En plus de préserver la nature et les pollinisateurs, lʼadoption de l’interdiction des insecticides néonicotinoïdes dans le projet de loi « Biodiversité » constituait une victoire politique majeure. Ce vote permettait en effet à la France de montrer la voie à toute l’Europe, alors même que la Commission européenne est en train de réévaluer le moratoire partiel sur trois molécules néonicotinoïdes en vigueur depuis 2012. De fait, l’interdiction des « tueurs d’abeilles », pierre angulaire du système agricole conventionnelle, inciterait les élus et les institutions à généraliser enfin les alternatives agricoles durables et productives qui font leur preuve un peu partout en Europe.

Mais ce changement de paradigme va à l’encontre des intérêts colossaux de l’agrochimie qui produit ces insecticides, mais également des exploitants agricoles enfermés dans un système agricole 100% dépendant de la chimie.
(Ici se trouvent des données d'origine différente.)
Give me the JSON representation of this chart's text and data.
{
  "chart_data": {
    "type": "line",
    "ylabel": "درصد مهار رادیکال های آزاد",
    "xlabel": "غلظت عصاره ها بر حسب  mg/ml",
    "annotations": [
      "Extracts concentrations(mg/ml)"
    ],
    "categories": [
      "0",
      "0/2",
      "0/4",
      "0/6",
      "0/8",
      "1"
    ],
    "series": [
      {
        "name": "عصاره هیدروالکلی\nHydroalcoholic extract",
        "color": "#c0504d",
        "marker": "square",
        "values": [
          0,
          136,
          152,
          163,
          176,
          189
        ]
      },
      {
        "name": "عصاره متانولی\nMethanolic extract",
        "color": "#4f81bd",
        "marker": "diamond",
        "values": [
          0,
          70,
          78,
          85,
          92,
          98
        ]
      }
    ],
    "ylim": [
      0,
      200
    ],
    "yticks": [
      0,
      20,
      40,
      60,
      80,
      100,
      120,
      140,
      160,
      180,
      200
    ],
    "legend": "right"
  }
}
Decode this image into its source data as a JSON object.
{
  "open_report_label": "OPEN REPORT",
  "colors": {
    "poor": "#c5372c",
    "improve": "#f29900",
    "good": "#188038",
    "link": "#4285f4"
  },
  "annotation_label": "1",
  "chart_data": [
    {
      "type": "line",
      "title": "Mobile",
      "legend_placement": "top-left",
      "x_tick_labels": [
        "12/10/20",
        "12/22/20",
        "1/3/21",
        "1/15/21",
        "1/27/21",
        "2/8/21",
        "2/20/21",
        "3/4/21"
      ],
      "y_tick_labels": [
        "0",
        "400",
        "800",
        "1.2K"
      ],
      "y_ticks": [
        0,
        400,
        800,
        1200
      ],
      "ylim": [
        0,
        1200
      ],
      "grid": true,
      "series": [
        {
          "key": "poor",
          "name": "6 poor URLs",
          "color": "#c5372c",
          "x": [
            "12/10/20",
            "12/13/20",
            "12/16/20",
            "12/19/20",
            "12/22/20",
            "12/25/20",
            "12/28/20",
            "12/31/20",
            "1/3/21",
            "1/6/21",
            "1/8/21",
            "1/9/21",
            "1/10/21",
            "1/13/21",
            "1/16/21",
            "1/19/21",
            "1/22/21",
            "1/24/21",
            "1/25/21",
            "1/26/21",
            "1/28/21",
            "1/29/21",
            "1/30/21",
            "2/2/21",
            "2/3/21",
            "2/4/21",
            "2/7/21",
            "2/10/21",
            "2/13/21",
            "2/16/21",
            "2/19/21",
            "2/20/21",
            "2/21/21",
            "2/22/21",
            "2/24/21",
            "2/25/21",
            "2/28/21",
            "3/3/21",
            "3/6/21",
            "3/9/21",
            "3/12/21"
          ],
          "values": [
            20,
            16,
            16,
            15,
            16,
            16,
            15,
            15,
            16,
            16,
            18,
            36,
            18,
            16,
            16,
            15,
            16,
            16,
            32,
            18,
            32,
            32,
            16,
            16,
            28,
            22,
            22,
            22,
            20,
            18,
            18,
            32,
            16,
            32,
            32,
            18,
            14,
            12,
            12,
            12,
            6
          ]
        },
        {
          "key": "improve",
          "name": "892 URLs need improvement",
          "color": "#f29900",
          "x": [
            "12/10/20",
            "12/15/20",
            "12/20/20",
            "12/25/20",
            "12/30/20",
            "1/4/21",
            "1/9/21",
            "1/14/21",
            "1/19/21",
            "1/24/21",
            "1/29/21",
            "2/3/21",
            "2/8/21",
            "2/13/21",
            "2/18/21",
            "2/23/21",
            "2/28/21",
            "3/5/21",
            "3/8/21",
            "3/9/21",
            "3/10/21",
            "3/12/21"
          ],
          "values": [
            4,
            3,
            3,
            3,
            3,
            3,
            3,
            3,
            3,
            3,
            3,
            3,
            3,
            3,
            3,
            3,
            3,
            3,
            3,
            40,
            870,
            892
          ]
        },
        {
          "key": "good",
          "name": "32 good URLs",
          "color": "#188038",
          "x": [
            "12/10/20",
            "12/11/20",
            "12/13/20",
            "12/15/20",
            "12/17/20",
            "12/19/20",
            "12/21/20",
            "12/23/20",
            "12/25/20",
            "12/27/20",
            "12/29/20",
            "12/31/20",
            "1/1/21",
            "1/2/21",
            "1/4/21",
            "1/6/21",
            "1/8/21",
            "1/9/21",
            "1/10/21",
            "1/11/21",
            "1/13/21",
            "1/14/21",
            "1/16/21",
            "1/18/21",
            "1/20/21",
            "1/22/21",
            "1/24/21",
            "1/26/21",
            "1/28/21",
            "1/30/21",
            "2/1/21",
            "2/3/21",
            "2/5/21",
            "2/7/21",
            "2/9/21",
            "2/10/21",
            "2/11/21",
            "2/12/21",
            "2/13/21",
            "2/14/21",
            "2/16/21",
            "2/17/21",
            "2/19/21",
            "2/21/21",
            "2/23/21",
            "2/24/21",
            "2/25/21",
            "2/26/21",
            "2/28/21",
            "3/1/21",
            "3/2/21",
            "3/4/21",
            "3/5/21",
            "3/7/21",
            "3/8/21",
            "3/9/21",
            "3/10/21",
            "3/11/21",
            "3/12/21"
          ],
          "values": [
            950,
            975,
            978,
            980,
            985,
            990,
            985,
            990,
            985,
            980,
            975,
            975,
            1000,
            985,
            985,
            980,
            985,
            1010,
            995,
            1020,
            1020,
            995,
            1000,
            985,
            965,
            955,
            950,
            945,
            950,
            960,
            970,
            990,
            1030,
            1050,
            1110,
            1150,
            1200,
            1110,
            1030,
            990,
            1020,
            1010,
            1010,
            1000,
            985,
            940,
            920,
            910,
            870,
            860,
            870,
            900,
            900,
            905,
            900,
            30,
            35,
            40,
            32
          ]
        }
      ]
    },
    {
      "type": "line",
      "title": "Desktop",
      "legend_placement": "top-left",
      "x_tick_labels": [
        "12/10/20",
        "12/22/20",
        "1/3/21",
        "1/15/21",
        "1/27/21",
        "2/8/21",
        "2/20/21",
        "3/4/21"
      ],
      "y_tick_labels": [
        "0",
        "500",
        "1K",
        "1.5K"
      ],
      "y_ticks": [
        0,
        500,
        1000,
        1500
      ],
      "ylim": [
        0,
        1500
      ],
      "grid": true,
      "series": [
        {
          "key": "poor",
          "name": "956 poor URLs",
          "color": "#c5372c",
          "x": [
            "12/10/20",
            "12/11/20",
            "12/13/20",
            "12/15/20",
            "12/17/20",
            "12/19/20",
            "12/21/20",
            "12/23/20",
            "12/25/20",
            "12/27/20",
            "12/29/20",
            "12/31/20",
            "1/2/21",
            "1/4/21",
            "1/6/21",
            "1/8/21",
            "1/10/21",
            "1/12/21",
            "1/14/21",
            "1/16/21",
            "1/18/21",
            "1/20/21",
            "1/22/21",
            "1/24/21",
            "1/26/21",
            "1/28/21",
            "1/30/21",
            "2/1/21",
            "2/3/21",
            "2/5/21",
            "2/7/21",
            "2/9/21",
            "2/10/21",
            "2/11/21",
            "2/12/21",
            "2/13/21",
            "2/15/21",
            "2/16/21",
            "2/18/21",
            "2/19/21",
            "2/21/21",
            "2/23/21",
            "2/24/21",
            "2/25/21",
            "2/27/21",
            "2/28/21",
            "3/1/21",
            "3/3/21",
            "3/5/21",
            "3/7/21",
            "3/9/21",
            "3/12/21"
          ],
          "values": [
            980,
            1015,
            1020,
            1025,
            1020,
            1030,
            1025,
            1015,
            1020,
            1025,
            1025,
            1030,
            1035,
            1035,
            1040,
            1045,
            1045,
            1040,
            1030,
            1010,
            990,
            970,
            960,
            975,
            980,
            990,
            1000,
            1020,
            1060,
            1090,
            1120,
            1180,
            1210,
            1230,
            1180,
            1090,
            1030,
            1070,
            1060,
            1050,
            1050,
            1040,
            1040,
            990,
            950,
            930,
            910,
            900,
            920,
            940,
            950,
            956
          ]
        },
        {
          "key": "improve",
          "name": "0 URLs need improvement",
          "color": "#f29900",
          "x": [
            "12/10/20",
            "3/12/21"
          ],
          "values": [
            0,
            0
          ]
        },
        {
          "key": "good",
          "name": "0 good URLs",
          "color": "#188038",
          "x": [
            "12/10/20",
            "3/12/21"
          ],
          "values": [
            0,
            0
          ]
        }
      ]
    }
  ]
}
Ainsi, Syngenta, Bayer et de puissantes coopératives agricoles ont submergé la Commission d’argumentaires juridiques dénonçant la prétendue non-conformité de l’interdiction votée en France avec la réglementation européenne (de manière assez grossière, les tueurs d’abeilles sont autorisés en Europe, donc ils ne pourraient pas être interdits en France…). C’est ignorer volontairement que de nombreuses molécules sont toujours autorisées en Europe, sans l’être en France. C’est notamment le cas des pesticides à base d’atrazine ou des organismes génétiquement modifiés.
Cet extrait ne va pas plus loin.